No. 23 Michigan at No. 13 Indiana (12 p.m., FS1). Michigan has gotten the full “relying on high-upside sophomores” experience in the first two games of the season, first overachieving by quite a bit, then underachieving by even more. What happens against the highest-ranked Indiana team in 33 years?

No. 25 Liberty at Virginia Tech (12 p.m., ACC Network). These teams have two of the most interesting and potent offenses in the country, and Liberty has made its way into the SP+ top 50 for the first time. This could be a track meet.

Saturday afternoon
No. 8 Florida at No. 5 Georgia (3:30 p.m., CBS). Winner becomes a favorite to make the CFP … if it can also beat Bama in December. Piece of cake, right?

No. 14 Oklahoma State at Kansas State (4 p.m., Fox). The Pokes were unlucky to lose to Texas, but they must rebound immediately against another team that lost its first conference game last Saturday.

Saturday evening
No. 1 Clemson at No. 4 Notre Dame (7:30 p.m., NBC). I trust Clemson and assume the Tigers will find a way to win, but I don’t want to understate how physical this Notre Dame team is, or how well the defense is currently playing.

Stanford at No. 12 Oregon (7:30 p.m., ABC). After finding out about one primary Pac-12 challenger early in the day, we get to find out about the other late. What does the new Moorhead offense look like out West (and how many sacks will Kayvon Thibodeaux end up with this year)?
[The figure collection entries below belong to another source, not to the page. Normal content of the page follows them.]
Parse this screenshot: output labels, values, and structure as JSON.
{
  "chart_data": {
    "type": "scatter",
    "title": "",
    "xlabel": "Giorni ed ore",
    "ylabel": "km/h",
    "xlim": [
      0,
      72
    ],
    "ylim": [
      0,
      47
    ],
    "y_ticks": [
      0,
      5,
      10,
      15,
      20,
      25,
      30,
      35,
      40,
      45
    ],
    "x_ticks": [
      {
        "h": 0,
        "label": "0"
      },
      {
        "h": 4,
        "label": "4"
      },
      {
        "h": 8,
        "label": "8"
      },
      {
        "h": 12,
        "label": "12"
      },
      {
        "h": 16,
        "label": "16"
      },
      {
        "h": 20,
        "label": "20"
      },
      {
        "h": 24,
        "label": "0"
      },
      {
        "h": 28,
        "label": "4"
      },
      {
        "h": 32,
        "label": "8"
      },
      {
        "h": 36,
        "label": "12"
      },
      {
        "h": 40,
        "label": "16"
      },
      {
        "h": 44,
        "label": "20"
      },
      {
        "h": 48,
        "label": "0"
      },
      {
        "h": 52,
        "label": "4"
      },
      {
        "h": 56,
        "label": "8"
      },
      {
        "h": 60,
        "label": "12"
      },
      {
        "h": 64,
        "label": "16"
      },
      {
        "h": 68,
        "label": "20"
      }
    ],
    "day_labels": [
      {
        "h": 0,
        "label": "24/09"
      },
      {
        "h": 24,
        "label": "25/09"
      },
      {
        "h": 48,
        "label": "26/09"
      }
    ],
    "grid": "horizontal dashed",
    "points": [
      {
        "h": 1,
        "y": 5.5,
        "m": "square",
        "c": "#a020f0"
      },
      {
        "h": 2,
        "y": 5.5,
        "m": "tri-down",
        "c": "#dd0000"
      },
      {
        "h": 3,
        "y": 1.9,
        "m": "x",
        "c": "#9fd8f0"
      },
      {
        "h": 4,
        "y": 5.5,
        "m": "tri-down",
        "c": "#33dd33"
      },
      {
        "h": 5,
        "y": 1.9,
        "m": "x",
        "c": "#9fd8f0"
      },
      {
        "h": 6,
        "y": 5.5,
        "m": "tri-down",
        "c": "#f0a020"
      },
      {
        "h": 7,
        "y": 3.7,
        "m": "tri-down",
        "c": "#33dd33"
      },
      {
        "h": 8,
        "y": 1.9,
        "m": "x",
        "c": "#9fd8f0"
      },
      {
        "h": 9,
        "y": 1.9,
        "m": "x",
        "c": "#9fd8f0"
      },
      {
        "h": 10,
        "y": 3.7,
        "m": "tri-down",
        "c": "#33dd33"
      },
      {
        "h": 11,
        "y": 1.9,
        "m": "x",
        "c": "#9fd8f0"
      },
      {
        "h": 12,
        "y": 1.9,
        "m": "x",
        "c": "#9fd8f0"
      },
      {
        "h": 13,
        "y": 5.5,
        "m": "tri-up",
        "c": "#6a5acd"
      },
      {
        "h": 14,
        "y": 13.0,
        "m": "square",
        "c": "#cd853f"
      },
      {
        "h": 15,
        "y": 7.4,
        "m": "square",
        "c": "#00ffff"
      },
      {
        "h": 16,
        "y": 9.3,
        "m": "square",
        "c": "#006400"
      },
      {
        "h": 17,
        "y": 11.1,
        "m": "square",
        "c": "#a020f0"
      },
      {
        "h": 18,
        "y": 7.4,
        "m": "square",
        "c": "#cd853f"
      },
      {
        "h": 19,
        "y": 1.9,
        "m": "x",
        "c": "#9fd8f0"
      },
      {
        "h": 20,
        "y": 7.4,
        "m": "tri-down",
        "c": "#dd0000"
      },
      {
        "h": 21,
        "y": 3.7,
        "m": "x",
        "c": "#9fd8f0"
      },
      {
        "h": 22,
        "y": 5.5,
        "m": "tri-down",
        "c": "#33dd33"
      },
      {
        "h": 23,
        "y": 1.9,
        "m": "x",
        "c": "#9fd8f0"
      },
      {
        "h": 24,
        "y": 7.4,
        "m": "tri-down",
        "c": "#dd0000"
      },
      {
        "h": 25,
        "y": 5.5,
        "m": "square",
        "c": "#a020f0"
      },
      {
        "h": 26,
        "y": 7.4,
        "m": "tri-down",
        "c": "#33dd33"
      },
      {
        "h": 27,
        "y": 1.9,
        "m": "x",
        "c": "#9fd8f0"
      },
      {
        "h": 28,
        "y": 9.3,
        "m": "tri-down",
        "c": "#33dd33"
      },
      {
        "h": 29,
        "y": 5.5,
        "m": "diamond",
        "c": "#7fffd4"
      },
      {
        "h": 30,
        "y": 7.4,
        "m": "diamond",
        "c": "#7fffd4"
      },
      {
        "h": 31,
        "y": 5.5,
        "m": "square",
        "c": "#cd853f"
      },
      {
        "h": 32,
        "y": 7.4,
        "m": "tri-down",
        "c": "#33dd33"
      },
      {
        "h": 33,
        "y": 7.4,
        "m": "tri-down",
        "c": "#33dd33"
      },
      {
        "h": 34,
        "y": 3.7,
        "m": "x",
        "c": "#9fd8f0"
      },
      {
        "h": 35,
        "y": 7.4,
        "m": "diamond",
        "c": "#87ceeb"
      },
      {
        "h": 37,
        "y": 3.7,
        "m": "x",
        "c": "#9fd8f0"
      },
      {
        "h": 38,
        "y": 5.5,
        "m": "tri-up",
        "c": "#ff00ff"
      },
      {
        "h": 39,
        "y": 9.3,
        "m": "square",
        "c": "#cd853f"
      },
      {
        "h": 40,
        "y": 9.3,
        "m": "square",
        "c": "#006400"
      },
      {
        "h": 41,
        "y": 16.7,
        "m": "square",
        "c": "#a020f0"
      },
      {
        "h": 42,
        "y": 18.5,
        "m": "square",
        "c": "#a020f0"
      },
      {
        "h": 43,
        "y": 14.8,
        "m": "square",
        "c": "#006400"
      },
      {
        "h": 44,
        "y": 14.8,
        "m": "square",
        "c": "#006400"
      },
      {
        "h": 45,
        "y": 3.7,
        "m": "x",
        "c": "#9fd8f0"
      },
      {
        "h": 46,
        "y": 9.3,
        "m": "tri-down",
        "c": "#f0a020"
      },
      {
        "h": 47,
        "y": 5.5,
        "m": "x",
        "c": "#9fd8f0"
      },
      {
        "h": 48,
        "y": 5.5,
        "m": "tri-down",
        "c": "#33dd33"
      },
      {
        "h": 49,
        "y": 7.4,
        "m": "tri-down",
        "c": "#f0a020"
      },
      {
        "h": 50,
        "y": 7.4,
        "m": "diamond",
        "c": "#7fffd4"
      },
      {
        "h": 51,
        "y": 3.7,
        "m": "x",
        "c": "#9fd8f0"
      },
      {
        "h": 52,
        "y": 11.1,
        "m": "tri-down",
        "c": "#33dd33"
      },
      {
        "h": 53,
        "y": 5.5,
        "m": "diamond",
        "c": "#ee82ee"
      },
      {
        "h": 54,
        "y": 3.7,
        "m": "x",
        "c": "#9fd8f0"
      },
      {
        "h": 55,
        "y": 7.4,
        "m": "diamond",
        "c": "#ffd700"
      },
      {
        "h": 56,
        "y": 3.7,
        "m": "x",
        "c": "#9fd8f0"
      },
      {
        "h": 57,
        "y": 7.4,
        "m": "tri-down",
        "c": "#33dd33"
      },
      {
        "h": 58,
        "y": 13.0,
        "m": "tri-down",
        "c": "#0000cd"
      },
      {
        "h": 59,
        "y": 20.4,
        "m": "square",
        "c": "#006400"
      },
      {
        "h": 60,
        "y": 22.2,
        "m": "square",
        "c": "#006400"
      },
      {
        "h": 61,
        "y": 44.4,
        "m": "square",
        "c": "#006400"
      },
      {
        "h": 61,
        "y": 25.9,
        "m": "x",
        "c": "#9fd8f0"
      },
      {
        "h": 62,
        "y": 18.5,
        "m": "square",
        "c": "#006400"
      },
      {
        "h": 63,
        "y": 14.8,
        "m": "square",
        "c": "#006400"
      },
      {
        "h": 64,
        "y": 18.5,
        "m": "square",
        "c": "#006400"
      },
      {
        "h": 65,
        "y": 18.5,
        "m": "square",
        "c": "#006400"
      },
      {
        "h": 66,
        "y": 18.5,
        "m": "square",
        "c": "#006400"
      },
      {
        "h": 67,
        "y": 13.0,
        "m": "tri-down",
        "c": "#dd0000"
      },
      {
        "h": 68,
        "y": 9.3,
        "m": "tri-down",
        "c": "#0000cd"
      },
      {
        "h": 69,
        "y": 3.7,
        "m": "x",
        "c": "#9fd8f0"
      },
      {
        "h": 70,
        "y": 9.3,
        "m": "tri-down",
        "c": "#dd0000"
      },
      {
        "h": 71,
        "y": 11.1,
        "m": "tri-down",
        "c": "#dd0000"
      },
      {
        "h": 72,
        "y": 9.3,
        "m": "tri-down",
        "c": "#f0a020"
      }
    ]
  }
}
No. 11 Miami at NC State (7:30 p.m., ESPN). If Notre Dame loses, Miami’s right back in the thick of the race for the second ACC title game slot. But the Canes first have to get past a moody NC State team that defends third downs quite well.

Late Saturday
New Mexico at Hawaii (12 a.m., Spectrum Sports). It’s your first chance of the season to give a midnight hello to Robert Kekaula and the Hawaii broadcast team. It’s also a chance to watch Hawaii’s delightful, up-tempo rushing attack.